On March 16, 2023, Hitachi Energy confirmed that it had suffered a data breach. The breach was caused by an attack on Fortra GoAnywhere MFT, a third-party software provider that Hitachi Energy uses for managed file transfer. The attack was carried out by the Clop ransomware gang, who are known for using zero-day vulnerabilities to gain access to their victims' systems.
The breach may have exposed the personal information of some Hitachi Energy employees, including their names, addresses, email addresses, and social security numbers. Hitachi Energy has said that it is not aware of any customer data being compromised, but it is still investigating the full extent of the breach.
The company has taken steps to mitigate the damage caused by the breach, including disconnecting the affected system and notifying affected employees. Hitachi Energy has also offered to provide free credit monitoring and identity theft protection to affected employees.
What was stolen?
The exact data that was stolen in the Hitachi Energy data breach is still being investigated. However, it is believed that the hackers may have accessed the following information:
Names
Addresses
Email addresses
Social security numbers
Phone numbers
Date of births
Employment information
Bank account information
Medical information
What was the impact?
The impact of the Hitachi Energy data breach is still being assessed. However, it is possible that the hackers could use the stolen information to commit identity theft or other crimes. For example, they could use the stolen social security numbers to open new accounts in the victims' names or to file fraudulent tax returns.

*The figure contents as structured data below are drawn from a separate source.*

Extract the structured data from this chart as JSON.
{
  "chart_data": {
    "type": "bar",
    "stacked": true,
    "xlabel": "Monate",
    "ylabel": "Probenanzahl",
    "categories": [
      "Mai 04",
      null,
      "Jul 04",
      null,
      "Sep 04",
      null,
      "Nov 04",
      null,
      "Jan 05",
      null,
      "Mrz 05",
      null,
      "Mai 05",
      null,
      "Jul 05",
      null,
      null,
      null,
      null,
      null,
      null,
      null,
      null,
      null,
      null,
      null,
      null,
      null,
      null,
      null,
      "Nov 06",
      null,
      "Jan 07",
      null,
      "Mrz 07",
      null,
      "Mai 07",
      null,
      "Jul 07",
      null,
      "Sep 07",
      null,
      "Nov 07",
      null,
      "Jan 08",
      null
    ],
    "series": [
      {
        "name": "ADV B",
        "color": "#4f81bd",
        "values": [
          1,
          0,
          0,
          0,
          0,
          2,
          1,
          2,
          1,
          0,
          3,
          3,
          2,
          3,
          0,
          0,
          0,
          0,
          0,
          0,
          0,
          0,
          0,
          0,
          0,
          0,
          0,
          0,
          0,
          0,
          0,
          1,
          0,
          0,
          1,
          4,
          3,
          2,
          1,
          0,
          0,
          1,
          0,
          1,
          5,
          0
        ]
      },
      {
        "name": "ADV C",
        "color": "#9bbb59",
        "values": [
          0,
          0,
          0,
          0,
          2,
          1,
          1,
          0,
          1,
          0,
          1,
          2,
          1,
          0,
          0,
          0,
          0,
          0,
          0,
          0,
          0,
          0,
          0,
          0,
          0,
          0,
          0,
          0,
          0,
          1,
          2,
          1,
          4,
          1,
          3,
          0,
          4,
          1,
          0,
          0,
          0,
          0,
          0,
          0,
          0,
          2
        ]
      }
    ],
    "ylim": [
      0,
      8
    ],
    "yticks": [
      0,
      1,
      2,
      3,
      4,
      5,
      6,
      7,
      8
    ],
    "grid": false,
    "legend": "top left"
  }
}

The breach could also have a reputational impact on Hitachi Energy. Customers may be concerned about the security of their data and may choose to do business with other companies.
What can you do?
If you are an employee of Hitachi Energy, you should take the following steps to protect yourself:
Check your credit report: You can get a free copy of your credit report from each of the three major credit bureaus once per year. This will allow you to look for any unauthorized activity, such as new accounts being opened in your name.
Place a fraud alert on your credit report: A fraud alert will put a note on your credit report that tells creditors to take extra steps to verify your identity before opening a new account in your name.
Consider freezing your credit report: A credit freeze will prevent creditors from accessing your credit report without your permission. This will make it more difficult for someone to open a new account in your name.
Monitor your accounts: Be sure to monitor your accounts for any unauthorized activity. If you see anything suspicious, contact your bank or credit card company immediately.
Hitachi Energy is offering free credit monitoring and identity theft protection to affected employees. You can sign up for this service by visiting the Hitachi Energy website.
How can you protect yourself from data breaches?
In addition to taking the steps above, there are a number of things you can do to protect yourself from data breaches. These include:
Use strong passwords: Your passwords should be at least 12 characters long and include a mix of upper and lowercase letters, numbers, and symbols.
Change your passwords regularly: You should change your passwords every 3-6 months.
Be careful about what information you share online: Don't share your social security number, date of birth, or other sensitive information online unless it is absolutely necessary.
Be aware of phishing scams: Phishing scams are emails or text messages that appear to be from a legitimate source, such as your bank or credit card company. These emails or text messages will often ask you to provide personal information, such as your password or credit card number. Do not click on links or open attachments in these emails or text messages.
Use a security solution: A security solution, such as a firewall or antivirus software, can help protect your computer from malware and other threats.